Личинский пил, ел и без умолку говорил о своих делах.
– Генрих Брониславович, – сказал он и прищурился, – вот ловкий малец! Он в Лодзи имеет самый универсальный магазин! У него и манто, и шубы, и отрезки сукна для костюма, и мерлушковая шапка, и музыка, и граммофон, а теперь кинематографами торгует домашними. Он всем торгует. Как вы читаете объявление: «Лодзь, универсальный магазин», то это – Плинтус. Я от него весь товар имею, а потом уже продаю. Без Плинтуса было бы плохо. Славный парень!
– Один?
– Кабы один! У него жена Стефания, бой – баба, ух какая! Совсем они были бы друг другу пара, если бы она не была ревнива, как черт. Вот из‑за того у них всегда перепалка. Я пану так расскажу: была у них кассиршей Берта Шварцман, красивая такая девица, кровь с молоком, глаза черные, высокая, стройная. Ну, Генрих за ней и приударил. Стефания так и рвала, так и рвала. Жить не давала Берточке. Я говорю: «Берта Эдуардовна, идите ко мне на службу», – а она плачет. «Нет, – говорит, – не могу его оставить». А Генрих ходит мрачный такой. Я говорю: «Что ты такой?» – «Заела меня жена моя». А он Берту‑то любил. Так все ж Стефания ее сплавила, вот какая! Уехала это с нею товар продавать, а вернулась без нее. Генрих потом сам не свой был, метался: куда делась Берта? А она с паспортом так и пропала. Стефания очень смеялась: «Ищи ее, – говорит, – она на нас плюнула, на другое место пошла». Генрих Брониславович три месяца ходил, руки опустив; после оправился. Теперь уж на стороне завел; оно и весело. Ну, однако, пан, пойдем товар смотреть.
Патмосов встал.
– Смотреть – так смотреть, – сказал он. – Пойдем!

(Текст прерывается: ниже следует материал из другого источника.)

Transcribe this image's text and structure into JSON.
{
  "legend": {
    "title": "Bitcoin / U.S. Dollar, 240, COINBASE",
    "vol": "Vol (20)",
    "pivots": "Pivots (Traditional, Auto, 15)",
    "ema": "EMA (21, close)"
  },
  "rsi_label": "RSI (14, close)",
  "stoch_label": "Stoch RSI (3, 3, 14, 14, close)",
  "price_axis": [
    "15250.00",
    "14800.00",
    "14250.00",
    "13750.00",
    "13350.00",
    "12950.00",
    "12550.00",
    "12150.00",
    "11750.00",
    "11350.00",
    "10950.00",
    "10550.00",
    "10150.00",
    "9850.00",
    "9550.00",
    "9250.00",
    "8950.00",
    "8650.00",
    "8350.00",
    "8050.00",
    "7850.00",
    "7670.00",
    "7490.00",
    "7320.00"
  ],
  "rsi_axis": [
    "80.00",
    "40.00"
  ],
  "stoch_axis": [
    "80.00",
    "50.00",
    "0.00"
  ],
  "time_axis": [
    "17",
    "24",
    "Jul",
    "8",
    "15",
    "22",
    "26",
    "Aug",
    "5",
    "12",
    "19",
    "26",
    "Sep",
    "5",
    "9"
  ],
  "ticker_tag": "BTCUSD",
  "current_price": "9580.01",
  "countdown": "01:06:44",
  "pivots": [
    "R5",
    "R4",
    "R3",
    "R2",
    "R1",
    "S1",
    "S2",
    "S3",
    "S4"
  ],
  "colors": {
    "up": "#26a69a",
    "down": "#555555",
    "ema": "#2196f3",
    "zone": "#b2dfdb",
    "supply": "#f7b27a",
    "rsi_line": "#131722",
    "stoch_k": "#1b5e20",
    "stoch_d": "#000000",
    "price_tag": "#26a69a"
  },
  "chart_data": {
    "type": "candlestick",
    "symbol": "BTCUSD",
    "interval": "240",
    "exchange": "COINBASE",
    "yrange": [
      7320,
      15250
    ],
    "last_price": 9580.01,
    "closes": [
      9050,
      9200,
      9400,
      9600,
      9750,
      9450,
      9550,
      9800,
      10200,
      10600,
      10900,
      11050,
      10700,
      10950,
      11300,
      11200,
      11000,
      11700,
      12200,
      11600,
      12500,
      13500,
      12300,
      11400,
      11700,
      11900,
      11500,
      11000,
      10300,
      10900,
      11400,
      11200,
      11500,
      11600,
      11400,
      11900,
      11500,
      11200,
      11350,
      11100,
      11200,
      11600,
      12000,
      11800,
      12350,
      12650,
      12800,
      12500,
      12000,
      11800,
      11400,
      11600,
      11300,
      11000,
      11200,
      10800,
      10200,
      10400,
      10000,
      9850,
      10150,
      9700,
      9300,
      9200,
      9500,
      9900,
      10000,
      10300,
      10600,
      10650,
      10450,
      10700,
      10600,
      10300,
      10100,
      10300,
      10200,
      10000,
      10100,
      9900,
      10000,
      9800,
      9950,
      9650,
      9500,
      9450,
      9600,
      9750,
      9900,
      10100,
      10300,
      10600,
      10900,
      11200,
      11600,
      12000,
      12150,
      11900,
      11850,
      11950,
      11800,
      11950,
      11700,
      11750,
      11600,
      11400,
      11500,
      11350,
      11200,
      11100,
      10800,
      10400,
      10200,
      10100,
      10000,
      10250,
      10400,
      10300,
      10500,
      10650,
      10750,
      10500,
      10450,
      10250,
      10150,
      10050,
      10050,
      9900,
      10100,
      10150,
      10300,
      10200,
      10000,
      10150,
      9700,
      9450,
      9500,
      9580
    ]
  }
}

Он пошел вместе с Личинским в его магазин и долго осматривал его товар, спорил, оценивал, торговал и наконец отобрал кучу.
– Вы мне, пан Личинский, после пришлете счет и марки приклеете; мы с вами дело и сделаем. А сегодня проведем время вместе, – сказал он, хлопая Личинского по плечу.
– О то люблю! Мы с вами пообедаем, после обеда в театр, из театра в клуб поедем, а в клубе пульку преферанса сыграем и поужинаем. Я тут только немного распоряжусь и сейчас с вами.
Личинский стал распоряжаться в своем магазине.
Патмосов, делая вид, что интересуется его торговлей, между тем наблюдал за всеми.
Кончив дела, Личинский сосчитал и уложил деньги в толстый бумажник, застегнул пиджак, оделся и взял Патмосова под руку.
– Я, пан, сначала босиком бегал, газеты продавал, а потом понемногу – понемногу расторговался и вот теперь целый магазин имею и живу слава Богу. Только жениться не хочу. А ну ее ко псам, женку эту! Попадется такая же, как Стефания, так она тебе жизнь заест, как ржа – железо. А тут я – вольный казак.